No school records. No hospital visits. No adoption trail.

Only a name.

"…That's not possible," Zhu muttered. "There's nothing else…"

She looked up, "Were you homeschooled? In hiding? Why is there no record after your birth?"

Itsumi kept his eyes low. "I was taken. When I was five."

Zhu paused. "Taken?"

"Search for: 'Kahaderi family murdered.'"

Her fingers flew across the keyboard. Seconds later, the article appeared. A breaking report from ten years ago. An entire family massacred in their home. One body was never found—the youngest son. Presumed kidnapped or burned beyond recognition.

Zhu stared at the old photo of the child, then slowly looked back at the boy in front of her. The resemblance was unmistakable. The eyes, the hair, even the shape of his face.

A missing child… turned into a phantom killer.

The report said the case had gone cold within months. No suspects. No leads. The trail had gone dead.

Until now.

She felt her throat tighten. "So... you've been missing this whole time?"

Itsumi nodded once.

"Who took you?"

He paused, then answered.

"Axios. That was his code name. Real name… Vasil de la Manta."

Zhu's fingers trembled as she typed. The name appeared—former political figure of a dissolved regime. Accused of war crimes, suspected of funding paramilitary operations, but nothing ever proven. He had disappeared from public records years ago.

Zhu's eyes flicked back to the boy. "He… he was the one who turned you into this?"

Itsumi nodded again.

Zhu lowered her voice.

"…What did he do to you?"

Silence filled the room again. Itsumi looked at the floor.

"…He broke me."

The words hit her like a blade. Simple. Hollow. Honest.

"He trained me to kill. Tortured me. Told me emotions were weaknesses. I obeyed… or others died."

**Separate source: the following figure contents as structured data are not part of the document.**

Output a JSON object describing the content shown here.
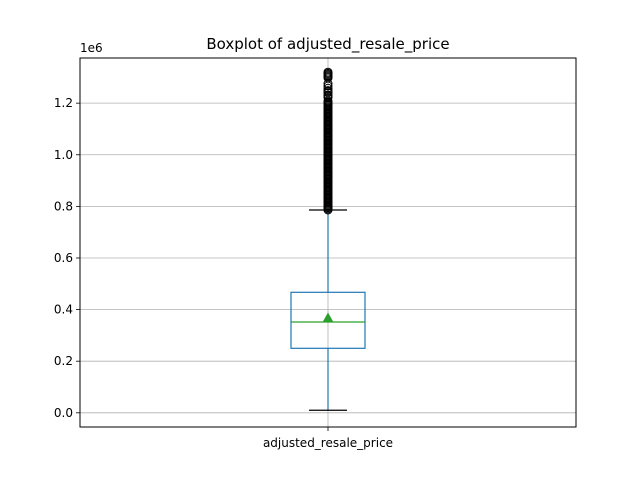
{
  "chart_data": {
    "type": "boxplot",
    "title": "Boxplot of adjusted_resale_price",
    "xlabel": "",
    "ylabel": "",
    "y_offset_text": "1e6",
    "categories": [
      "adjusted_resale_price"
    ],
    "ylim": [
      -55000,
      1375000
    ],
    "y_ticks": [
      {
        "value": 0,
        "label": "0.0"
      },
      {
        "value": 200000,
        "label": "0.2"
      },
      {
        "value": 400000,
        "label": "0.4"
      },
      {
        "value": 600000,
        "label": "0.6"
      },
      {
        "value": 800000,
        "label": "0.8"
      },
      {
        "value": 1000000,
        "label": "1.0"
      },
      {
        "value": 1200000,
        "label": "1.2"
      }
    ],
    "grid": true,
    "boxes": [
      {
        "category": "adjusted_resale_price",
        "whisker_low": 10000,
        "q1": 250000,
        "median": 352000,
        "q3": 467000,
        "whisker_high": 786000,
        "mean": 368000,
        "outlier_range": [
          786000,
          1320000
        ]
      }
    ],
    "colors": {
      "box": "#1f77b4",
      "median": "#2ca02c",
      "mean_marker": "#2ca02c",
      "whisker_cap": "#000000",
      "outliers": "#000000",
      "grid": "#b0b0b0"
    }
  }
}
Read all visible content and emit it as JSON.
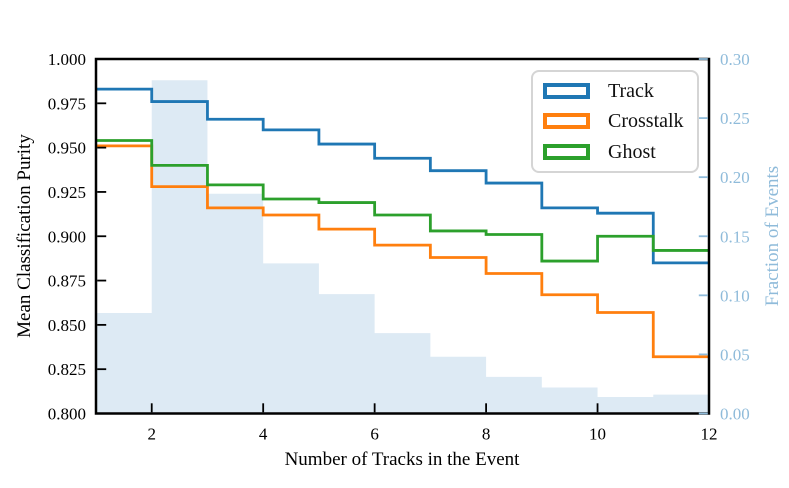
{
  "chart_data": {
    "type": "step",
    "title": "",
    "xlabel": "Number of Tracks in the Event",
    "ylabel_left": "Mean Classification Purity",
    "ylabel_right": "Fraction of Events",
    "xlim": [
      1,
      12
    ],
    "ylim_left": [
      0.8,
      1.0
    ],
    "ylim_right": [
      0.0,
      0.3
    ],
    "xtick_values": [
      2,
      4,
      6,
      8,
      10,
      12
    ],
    "xtick_labels": [
      "2",
      "4",
      "6",
      "8",
      "10",
      "12"
    ],
    "ytick_left_values": [
      0.8,
      0.825,
      0.85,
      0.875,
      0.9,
      0.925,
      0.95,
      0.975,
      1.0
    ],
    "ytick_left_labels": [
      "0.800",
      "0.825",
      "0.850",
      "0.875",
      "0.900",
      "0.925",
      "0.950",
      "0.975",
      "1.000"
    ],
    "ytick_right_values": [
      0.0,
      0.05,
      0.1,
      0.15,
      0.2,
      0.25,
      0.3
    ],
    "ytick_right_labels": [
      "0.00",
      "0.05",
      "0.10",
      "0.15",
      "0.20",
      "0.25",
      "0.30"
    ],
    "bin_edges": [
      1,
      2,
      3,
      4,
      5,
      6,
      7,
      8,
      9,
      10,
      11,
      12
    ],
    "series": [
      {
        "name": "Track",
        "color": "#1f77b4",
        "axis": "left",
        "values": [
          0.983,
          0.976,
          0.966,
          0.96,
          0.952,
          0.944,
          0.937,
          0.93,
          0.916,
          0.913,
          0.885
        ]
      },
      {
        "name": "Crosstalk",
        "color": "#ff7f0e",
        "axis": "left",
        "values": [
          0.951,
          0.928,
          0.916,
          0.912,
          0.904,
          0.895,
          0.888,
          0.879,
          0.867,
          0.857,
          0.832
        ]
      },
      {
        "name": "Ghost",
        "color": "#2ca02c",
        "axis": "left",
        "values": [
          0.954,
          0.94,
          0.929,
          0.921,
          0.919,
          0.912,
          0.903,
          0.901,
          0.886,
          0.9,
          0.892
        ]
      }
    ],
    "histogram": {
      "label": "Fraction of Events",
      "axis": "right",
      "fill_color": "#ddeaf4",
      "values": [
        0.085,
        0.282,
        0.186,
        0.127,
        0.101,
        0.068,
        0.048,
        0.031,
        0.022,
        0.014,
        0.016
      ]
    },
    "legend": {
      "position": "upper right",
      "entries": [
        "Track",
        "Crosstalk",
        "Ghost"
      ]
    },
    "style": {
      "spine_color": "#000000",
      "left_tick_color": "#000000",
      "right_axis_color": "#8fbbda",
      "grid": false
    }
  }
}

Zhu looked away. Her stomach churned.

This wasn't just some killer. This wasn't someone who chose this path.

This was a child who never had a choice.

She swallowed the lump in her throat. "And the tracker? That was how Axios kept you on a leash?"

Itsumi pointed at the wound in his neck. Fresh, raw. Still slightly bleeding.

"I cut it out."

The room fell into another silence, heavy with the weight of everything unsaid.

Zhu finally closed her laptop and looked him in the eyes.

"…Why did you turn yourself in?"

He didn't answer.

Not with words.

He didn't have to.

Zhu saw it—buried under the trauma, under the ghost-like stare, under all the blood on his hands—there was something left. Something human.

Something that still wanted to be saved.